70,000 miles and no accidents- This just shouldn't happen I don't think


----------



## rdog5 (Oct 22, 2005)

and my CD player no longer works


----------



## DaveH (Dec 30, 2005)

Hey i think i have u beet for money spent on my maxima and its a 2000 first new trany new map sensor and o2 sensor 2 axles 4sets of brakes 4 sets of tires 2 sets of rims a calliper 2 rear bumpers and this not cause of any big accidents just enuff to crack in the winter cold i bumped my mom 91 honda accorad 2 wheel barings both tyerods and both ball joints a rad and thurmostat and 2 alt and pass side front window motor and switch and 4 wheel alinement and the catilact conveter(whatever)and driver seat heater switch 2 times the worst is i have only owned the car 1 year and 4 months BUT ON THE PLUS SIDE I HAE A SPARE BOSE CD PLAYER 30 $IF U WANT IT .Take care 

Dave


----------



## jphoto (May 18, 2006)

People old enough to drive should be able to construct a paragraph properly, don't you think?


----------



## DaveH (Dec 30, 2005)

Well first of all what the hell does it mater what are you my dam teacher no i dont think so we hear to talk so what ever did i ask for your 2cents no so dont worry about my ability to write ok thanks.


----------



## jphoto (May 18, 2006)

Too many jokes...can't even pick one. :loser:


----------



## DaveH (Dec 30, 2005)

losser ok well u like to talk well how about u meat me at the at the highshool on donald tomorrow and we will c who the losser is k big shot(sorry rdog5)no dissrespect to u at 3:30pm 
10 to 1 u bitch out like a punk


----------



## jphoto (May 18, 2006)

bahahah.
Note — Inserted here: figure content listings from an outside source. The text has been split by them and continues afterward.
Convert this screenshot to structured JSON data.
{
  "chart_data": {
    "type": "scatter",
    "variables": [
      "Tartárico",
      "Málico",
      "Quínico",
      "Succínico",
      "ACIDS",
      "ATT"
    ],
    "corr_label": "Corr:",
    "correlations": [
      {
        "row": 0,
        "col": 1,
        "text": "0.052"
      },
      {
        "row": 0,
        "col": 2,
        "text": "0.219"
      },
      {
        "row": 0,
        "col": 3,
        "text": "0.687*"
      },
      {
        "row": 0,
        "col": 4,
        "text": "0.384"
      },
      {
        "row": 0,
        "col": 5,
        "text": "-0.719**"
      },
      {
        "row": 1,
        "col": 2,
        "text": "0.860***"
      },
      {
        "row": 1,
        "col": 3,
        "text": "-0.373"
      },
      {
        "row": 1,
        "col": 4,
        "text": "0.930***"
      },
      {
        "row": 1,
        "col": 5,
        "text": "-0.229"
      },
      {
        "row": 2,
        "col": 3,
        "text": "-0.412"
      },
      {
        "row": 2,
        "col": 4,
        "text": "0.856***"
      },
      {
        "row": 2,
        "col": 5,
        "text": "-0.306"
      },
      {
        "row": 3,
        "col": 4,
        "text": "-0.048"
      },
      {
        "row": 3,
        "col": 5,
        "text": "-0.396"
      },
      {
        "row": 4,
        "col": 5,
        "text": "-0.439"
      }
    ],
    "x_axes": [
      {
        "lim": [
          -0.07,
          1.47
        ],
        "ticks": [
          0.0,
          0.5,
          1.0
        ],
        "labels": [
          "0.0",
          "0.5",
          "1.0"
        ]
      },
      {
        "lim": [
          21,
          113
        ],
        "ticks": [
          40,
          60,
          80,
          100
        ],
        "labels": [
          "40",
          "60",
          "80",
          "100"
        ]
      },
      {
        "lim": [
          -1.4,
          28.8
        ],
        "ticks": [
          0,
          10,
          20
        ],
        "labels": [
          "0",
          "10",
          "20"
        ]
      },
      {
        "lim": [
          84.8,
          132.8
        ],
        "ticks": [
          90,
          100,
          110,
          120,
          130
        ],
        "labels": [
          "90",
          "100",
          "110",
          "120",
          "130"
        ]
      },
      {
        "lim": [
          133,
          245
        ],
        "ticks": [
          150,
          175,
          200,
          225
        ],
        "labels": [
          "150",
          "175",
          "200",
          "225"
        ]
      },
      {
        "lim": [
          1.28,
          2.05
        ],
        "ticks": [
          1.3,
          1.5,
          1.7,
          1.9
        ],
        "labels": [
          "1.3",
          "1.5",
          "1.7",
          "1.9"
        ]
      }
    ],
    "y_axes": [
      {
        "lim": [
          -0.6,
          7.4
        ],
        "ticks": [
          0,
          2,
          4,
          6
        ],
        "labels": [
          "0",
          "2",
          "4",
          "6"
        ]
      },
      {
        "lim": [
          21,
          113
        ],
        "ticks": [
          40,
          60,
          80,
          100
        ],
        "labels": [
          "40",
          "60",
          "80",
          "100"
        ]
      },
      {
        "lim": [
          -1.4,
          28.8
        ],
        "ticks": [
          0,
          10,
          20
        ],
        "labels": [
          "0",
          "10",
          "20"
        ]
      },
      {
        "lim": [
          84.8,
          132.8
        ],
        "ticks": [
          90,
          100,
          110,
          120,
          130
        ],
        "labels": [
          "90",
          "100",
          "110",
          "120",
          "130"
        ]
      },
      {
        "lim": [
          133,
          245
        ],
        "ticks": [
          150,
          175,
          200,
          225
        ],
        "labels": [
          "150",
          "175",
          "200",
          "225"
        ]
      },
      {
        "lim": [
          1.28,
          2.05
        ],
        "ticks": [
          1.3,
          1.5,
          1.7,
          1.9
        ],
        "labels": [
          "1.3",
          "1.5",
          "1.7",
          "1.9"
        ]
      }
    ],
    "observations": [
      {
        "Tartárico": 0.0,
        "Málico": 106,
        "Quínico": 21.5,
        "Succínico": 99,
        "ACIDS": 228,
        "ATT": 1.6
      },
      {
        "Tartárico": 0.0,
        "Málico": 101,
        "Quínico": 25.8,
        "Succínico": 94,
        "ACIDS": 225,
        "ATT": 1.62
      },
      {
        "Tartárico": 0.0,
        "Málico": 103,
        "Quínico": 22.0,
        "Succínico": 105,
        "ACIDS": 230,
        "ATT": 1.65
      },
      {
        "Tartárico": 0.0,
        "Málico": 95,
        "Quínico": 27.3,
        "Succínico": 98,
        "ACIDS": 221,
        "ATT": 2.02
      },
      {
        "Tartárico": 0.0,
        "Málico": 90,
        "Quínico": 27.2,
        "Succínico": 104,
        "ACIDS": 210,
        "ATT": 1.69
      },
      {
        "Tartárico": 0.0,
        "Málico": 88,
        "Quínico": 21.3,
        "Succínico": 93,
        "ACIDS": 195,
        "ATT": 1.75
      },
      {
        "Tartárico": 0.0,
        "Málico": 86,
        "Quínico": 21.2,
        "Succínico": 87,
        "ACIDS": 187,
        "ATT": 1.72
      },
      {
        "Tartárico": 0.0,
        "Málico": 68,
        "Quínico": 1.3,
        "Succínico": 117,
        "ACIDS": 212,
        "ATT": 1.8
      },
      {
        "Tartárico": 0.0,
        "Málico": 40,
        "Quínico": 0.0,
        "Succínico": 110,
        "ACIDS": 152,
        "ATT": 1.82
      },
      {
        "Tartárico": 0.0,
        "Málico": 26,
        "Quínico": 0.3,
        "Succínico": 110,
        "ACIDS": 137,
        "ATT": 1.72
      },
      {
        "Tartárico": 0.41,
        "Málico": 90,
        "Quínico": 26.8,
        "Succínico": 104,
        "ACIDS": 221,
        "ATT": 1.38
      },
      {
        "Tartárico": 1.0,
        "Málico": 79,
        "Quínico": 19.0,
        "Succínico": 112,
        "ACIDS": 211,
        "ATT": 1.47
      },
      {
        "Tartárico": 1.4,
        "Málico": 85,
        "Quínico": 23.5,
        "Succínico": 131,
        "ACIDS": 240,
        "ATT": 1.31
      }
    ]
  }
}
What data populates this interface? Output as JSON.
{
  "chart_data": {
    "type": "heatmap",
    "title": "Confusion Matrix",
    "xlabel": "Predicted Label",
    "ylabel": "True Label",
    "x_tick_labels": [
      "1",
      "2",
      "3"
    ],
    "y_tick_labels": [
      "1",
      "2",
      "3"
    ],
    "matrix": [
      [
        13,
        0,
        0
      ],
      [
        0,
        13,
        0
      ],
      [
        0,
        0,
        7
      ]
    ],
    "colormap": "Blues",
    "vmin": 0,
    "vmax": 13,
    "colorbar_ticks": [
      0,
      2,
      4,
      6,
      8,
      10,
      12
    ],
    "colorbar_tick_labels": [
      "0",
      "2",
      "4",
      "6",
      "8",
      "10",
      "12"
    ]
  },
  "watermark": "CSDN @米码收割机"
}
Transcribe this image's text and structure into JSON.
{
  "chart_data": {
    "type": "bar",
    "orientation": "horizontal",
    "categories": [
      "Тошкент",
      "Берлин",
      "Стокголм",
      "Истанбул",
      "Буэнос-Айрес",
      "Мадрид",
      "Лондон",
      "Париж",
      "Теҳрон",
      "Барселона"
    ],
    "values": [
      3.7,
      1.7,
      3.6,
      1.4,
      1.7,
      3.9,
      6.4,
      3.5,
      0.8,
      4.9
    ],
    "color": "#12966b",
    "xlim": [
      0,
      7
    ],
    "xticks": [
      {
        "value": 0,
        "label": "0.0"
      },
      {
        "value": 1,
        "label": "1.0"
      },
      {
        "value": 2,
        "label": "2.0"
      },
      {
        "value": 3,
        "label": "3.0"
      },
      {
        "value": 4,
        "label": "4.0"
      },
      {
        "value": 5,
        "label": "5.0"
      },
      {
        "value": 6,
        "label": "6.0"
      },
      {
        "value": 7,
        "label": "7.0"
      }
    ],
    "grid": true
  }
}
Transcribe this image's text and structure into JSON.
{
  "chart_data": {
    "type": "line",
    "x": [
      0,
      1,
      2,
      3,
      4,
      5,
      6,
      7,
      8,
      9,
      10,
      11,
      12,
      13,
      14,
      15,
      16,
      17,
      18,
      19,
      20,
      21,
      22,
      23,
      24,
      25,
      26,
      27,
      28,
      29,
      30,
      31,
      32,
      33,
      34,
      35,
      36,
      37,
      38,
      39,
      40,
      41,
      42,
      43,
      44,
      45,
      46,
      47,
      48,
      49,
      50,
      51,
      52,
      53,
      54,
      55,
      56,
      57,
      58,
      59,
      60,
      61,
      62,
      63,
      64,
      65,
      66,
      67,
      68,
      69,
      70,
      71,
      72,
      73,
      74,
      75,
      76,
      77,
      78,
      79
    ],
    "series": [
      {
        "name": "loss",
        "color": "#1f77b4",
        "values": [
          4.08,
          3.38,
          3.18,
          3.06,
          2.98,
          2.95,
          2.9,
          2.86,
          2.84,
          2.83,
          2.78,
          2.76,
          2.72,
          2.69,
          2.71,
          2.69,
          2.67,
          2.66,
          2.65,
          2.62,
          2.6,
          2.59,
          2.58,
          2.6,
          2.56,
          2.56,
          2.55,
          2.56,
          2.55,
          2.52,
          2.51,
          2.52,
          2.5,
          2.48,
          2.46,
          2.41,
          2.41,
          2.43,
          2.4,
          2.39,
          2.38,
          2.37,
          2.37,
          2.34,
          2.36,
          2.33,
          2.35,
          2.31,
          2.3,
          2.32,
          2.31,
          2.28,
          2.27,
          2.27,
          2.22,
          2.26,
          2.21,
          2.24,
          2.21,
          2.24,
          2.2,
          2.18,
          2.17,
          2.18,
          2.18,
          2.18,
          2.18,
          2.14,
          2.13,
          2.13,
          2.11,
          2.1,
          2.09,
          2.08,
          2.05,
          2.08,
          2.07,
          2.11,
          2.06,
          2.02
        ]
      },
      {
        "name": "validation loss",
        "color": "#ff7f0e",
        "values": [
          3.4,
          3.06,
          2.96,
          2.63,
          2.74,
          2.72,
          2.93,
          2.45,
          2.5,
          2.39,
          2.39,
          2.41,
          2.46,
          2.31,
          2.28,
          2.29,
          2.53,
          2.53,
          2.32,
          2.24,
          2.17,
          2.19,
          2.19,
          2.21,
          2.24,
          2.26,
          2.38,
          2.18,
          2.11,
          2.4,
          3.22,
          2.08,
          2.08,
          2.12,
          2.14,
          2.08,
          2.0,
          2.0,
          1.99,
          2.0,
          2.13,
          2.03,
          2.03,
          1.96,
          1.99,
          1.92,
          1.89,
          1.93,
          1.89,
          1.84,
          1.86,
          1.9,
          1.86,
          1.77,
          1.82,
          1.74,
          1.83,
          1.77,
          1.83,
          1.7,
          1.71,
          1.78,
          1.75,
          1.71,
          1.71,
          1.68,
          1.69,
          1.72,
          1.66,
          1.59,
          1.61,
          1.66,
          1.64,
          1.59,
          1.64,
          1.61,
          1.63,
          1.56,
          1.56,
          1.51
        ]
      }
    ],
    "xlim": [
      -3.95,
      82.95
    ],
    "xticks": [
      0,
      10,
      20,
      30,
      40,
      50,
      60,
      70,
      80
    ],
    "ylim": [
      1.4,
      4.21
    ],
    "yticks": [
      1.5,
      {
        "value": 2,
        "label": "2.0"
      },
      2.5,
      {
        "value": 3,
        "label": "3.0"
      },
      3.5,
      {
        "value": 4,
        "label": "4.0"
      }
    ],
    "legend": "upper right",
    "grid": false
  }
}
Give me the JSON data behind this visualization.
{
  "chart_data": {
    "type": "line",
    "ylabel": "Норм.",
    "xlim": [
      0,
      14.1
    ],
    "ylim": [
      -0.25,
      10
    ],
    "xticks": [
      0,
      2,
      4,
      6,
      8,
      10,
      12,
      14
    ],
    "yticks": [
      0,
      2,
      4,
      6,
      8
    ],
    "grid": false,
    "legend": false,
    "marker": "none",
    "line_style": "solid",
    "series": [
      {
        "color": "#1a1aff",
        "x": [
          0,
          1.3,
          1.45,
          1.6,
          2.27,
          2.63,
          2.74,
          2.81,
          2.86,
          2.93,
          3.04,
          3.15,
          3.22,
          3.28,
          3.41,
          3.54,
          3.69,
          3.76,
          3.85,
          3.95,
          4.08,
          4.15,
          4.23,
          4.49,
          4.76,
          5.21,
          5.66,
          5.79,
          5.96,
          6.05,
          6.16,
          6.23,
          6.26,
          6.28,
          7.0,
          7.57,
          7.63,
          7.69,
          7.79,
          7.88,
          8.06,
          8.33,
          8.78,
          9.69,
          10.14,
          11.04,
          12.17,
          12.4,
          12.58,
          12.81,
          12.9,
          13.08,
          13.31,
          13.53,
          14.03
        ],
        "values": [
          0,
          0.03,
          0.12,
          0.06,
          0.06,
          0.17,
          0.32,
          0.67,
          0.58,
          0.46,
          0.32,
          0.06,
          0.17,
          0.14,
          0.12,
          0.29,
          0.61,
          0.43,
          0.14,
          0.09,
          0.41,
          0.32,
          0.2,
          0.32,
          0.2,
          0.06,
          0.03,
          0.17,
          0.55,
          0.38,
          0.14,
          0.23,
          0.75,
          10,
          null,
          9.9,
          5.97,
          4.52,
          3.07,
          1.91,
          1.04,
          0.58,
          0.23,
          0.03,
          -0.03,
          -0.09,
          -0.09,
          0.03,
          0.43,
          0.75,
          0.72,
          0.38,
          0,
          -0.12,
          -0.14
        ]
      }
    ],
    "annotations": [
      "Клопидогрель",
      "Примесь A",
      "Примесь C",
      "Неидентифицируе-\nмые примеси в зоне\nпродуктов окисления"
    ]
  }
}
You want to "meat" me. Sorry, I'm straight.


----------



## Trainoperator (May 17, 2005)

A mind is a terrible thing to waste.


----------



## twincasle (Jan 5, 2007)

Trainoperator said:


> A mind is a terrible thing to waste.


Indeed. Take some pride and keep your meat to yourself.


----------



## tseeker1 (Nov 6, 2009)

My Gosh this place is for help man .You could have done all the work yourself if you just asked in this place for help. That being said I did all that crap and now on to replacing rack and mounts the car is making my hands hurt cluching the steering wheel so hard now LOL


----------